Fenton rose and stood for a moment, glaring with anger at his useless self-exposure. For an instant, Roger expected a tussle. But Fenton deemed that he could deal harder vengeance than by his fists. "Very good!" he cried. "You have chosen. I don't mind your words; you 're an ass at best, and of course you are twenty times an ass when you are put out by a disagreeable truth. But you are not such a fool, I guess, as not to repent!" And Fenton made a rather braver exit than you might have expected.
Roger's recent vigil with Mrs. Keith had been dismal enough; but he was yet to learn that a sleepless night may contain deeper possibilities of suffering. He had flung back Fenton's words, but they returned to the charge. When once the gate is opened to self-torture, the whole army of fiends files in.

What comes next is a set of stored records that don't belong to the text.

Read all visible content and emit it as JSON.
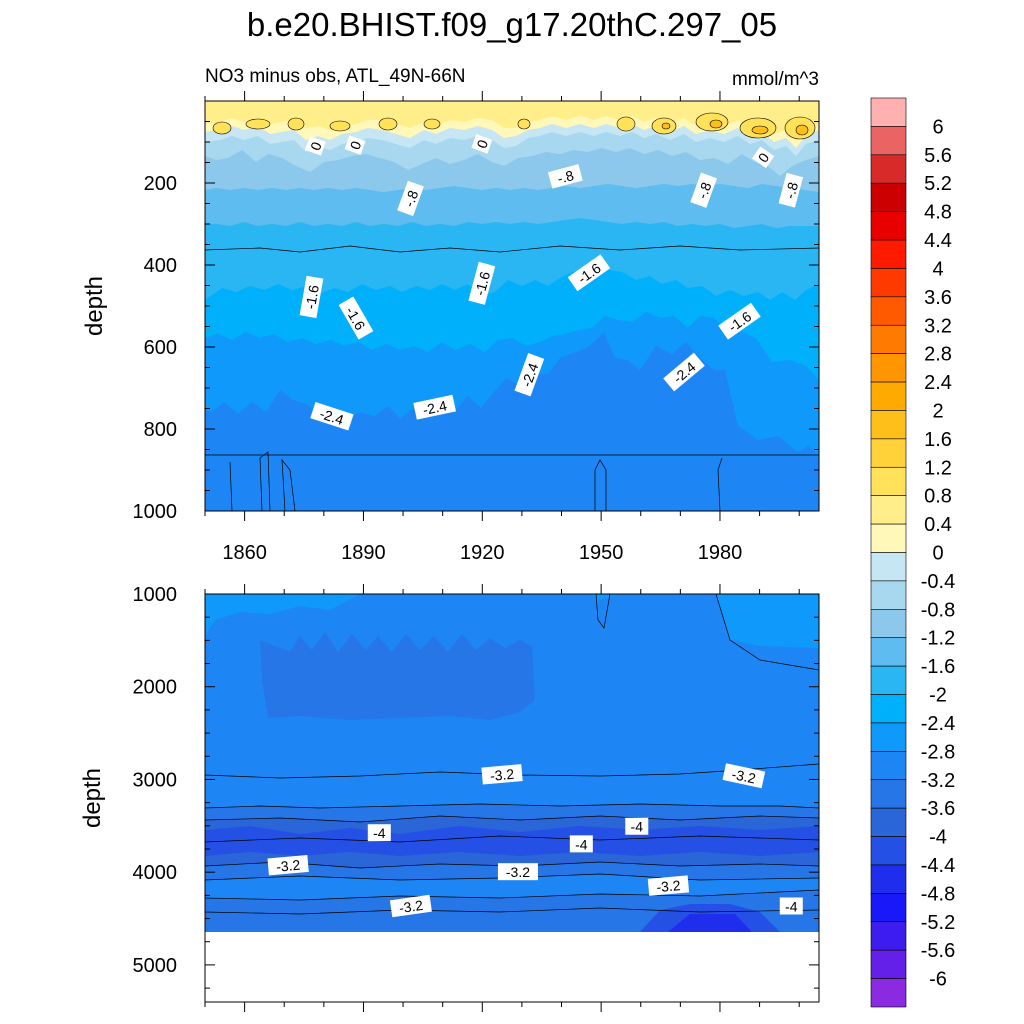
{
  "chart_data": {
    "type": "contour",
    "title": "b.e20.BHIST.f09_g17.20thC.297_05",
    "panels": [
      {
        "id": "upper",
        "left_title": "NO3 minus obs, ATL_49N-66N",
        "right_title": "mmol/m^3",
        "ylabel": "depth",
        "ylim": [
          1000,
          0
        ],
        "yticks": [
          200,
          400,
          600,
          800,
          1000
        ],
        "xlim": [
          1850,
          2005
        ],
        "xticks": [
          1860,
          1890,
          1920,
          1950,
          1980
        ],
        "contour_labels": [
          {
            "text": "0",
            "x": 1878,
            "y": 110,
            "rot": -70
          },
          {
            "text": "0",
            "x": 1888,
            "y": 108,
            "rot": -70
          },
          {
            "text": "0",
            "x": 1920,
            "y": 105,
            "rot": -70
          },
          {
            "text": "0",
            "x": 1991,
            "y": 138,
            "rot": -55
          },
          {
            "text": "-.8",
            "x": 1902,
            "y": 238,
            "rot": -70
          },
          {
            "text": "-.8",
            "x": 1941,
            "y": 185,
            "rot": -15
          },
          {
            "text": "-.8",
            "x": 1976,
            "y": 218,
            "rot": -70
          },
          {
            "text": "-.8",
            "x": 1998,
            "y": 218,
            "rot": -75
          },
          {
            "text": "-1.6",
            "x": 1877,
            "y": 478,
            "rot": -80
          },
          {
            "text": "-1.6",
            "x": 1888,
            "y": 530,
            "rot": 60
          },
          {
            "text": "-1.6",
            "x": 1920,
            "y": 445,
            "rot": -75
          },
          {
            "text": "-1.6",
            "x": 1947,
            "y": 420,
            "rot": -35
          },
          {
            "text": "-1.6",
            "x": 1985,
            "y": 538,
            "rot": -35
          },
          {
            "text": "-2.4",
            "x": 1932,
            "y": 668,
            "rot": -70
          },
          {
            "text": "-2.4",
            "x": 1971,
            "y": 662,
            "rot": -40
          },
          {
            "text": "-2.4",
            "x": 1882,
            "y": 770,
            "rot": 18
          },
          {
            "text": "-2.4",
            "x": 1908,
            "y": 748,
            "rot": -12
          }
        ]
      },
      {
        "id": "lower",
        "ylabel": "depth",
        "ylim": [
          5400,
          1000
        ],
        "yticks": [
          1000,
          2000,
          3000,
          4000,
          5000
        ],
        "xlim": [
          1850,
          2005
        ],
        "xticks": [
          1860,
          1890,
          1920,
          1950,
          1980
        ],
        "data_bottom_depth": 4620,
        "contour_labels": [
          {
            "text": "-3.2",
            "x": 1925,
            "y": 2950,
            "rot": -5
          },
          {
            "text": "-3.2",
            "x": 1986,
            "y": 2965,
            "rot": 12
          },
          {
            "text": "-4",
            "x": 1894,
            "y": 3580,
            "rot": 0
          },
          {
            "text": "-4",
            "x": 1959,
            "y": 3510,
            "rot": 0
          },
          {
            "text": "-4",
            "x": 1945,
            "y": 3700,
            "rot": 0
          },
          {
            "text": "-3.2",
            "x": 1871,
            "y": 3930,
            "rot": -5
          },
          {
            "text": "-3.2",
            "x": 1929,
            "y": 4000,
            "rot": 0
          },
          {
            "text": "-3.2",
            "x": 1967,
            "y": 4150,
            "rot": -5
          },
          {
            "text": "-3.2",
            "x": 1902,
            "y": 4370,
            "rot": -8
          },
          {
            "text": "-4",
            "x": 1998,
            "y": 4370,
            "rot": 0
          }
        ]
      }
    ],
    "colorbar": {
      "levels": [
        "6",
        "5.6",
        "5.2",
        "4.8",
        "4.4",
        "4",
        "3.6",
        "3.2",
        "2.8",
        "2.4",
        "2",
        "1.6",
        "1.2",
        "0.8",
        "0.4",
        "0",
        "-0.4",
        "-0.8",
        "-1.2",
        "-1.6",
        "-2",
        "-2.4",
        "-2.8",
        "-3.2",
        "-3.6",
        "-4",
        "-4.4",
        "-4.8",
        "-5.2",
        "-5.6",
        "-6"
      ],
      "colors": [
        "#FFB0B0",
        "#EA6464",
        "#D92A2A",
        "#CC0000",
        "#E80000",
        "#FF1A00",
        "#FF3A00",
        "#FF5A00",
        "#FF7A00",
        "#FF9600",
        "#FFAA00",
        "#FFBF1A",
        "#FFD23A",
        "#FFE15A",
        "#FFEE8A",
        "#FFF8B8",
        "#C6E6F4",
        "#A8D8F0",
        "#8CC8EC",
        "#5EBCF0",
        "#2AB6F2",
        "#00B0FB",
        "#0F99FA",
        "#1E86F4",
        "#2676E8",
        "#2A66D8",
        "#2450E6",
        "#1E2EEC",
        "#1818F8",
        "#3C1CEE",
        "#6420E8",
        "#8A2BE2"
      ]
    }
  }
}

Before morning he had fairly out-Fentoned Fenton. There was no discretion in his own love; why should there be in Nora's? We love as we must, not as we should; and she, poor girl, might have bowed to the common law. In the morning he slept awhile for weariness, but he awoke to a world of agitation. If Fenton's tale was true, and if, at Mrs. Keith's instigation, his own suspicions had done Hubert wrong, he would go to Hubert, pour out his woes, and demand aid and comfort. He must move to find rest.
Hubert's lodging was far up town; Roger started on foot. The weather was perfect; one of those happy days of February which seem to snatch a mood from May,—a day when any sorrow is twice a sorrow. The winter was melting and trickling; you heard on all sides, in the still sunshine, the raising of windows; on the edges of opposing house-tops rested a vault of vernal blue. Where was she hidden, in the vast bright city? The streets and crowds and houses that concealed her seemed hideous. He would have beggared himself for the sound of her voice, though her words might damn him. When at last he reached Hubert's dwelling, a sudden sense of all that he risked checked his steps. Hubert, after all, and Hubert alone, was a possible rival, and it would be sad work to put the torch into his hands! So he turned heavily back to the Fifth Avenue and kept his way to the Park. Here, for some time he walked about, heeding, feeling, seeing nothing but the glaring, mocking brightness of the day. At last he sat down on a bench; the delicious mildness of the air almost sickened him. It was some time before he perceived through the mist of his thoughts that two ladies had descended from a carriage hard by, and were approaching his bench,—the only one near at hand. One of these ladies was of great age and evidently infirm; she came slowly, leaning on her companion's arm; she wore a green shade over her eyes. The younger lady, who was in the prime of youth and beauty, supported her friend with peculiar tenderness. As Roger rose to give them place, he dimly observed on the young lady's face a movement of recognition, a smile,—the smile of Miss Sands! Blushing slightly, she frankly greeted him. He met her with the best grace at his command, and felt her eyes, as he spoke, scanning the trouble in his aspect. "There is no need of my introducing you to my aunt," she said. "She has lost her hearing, and her only pleasure is to bask in the sun."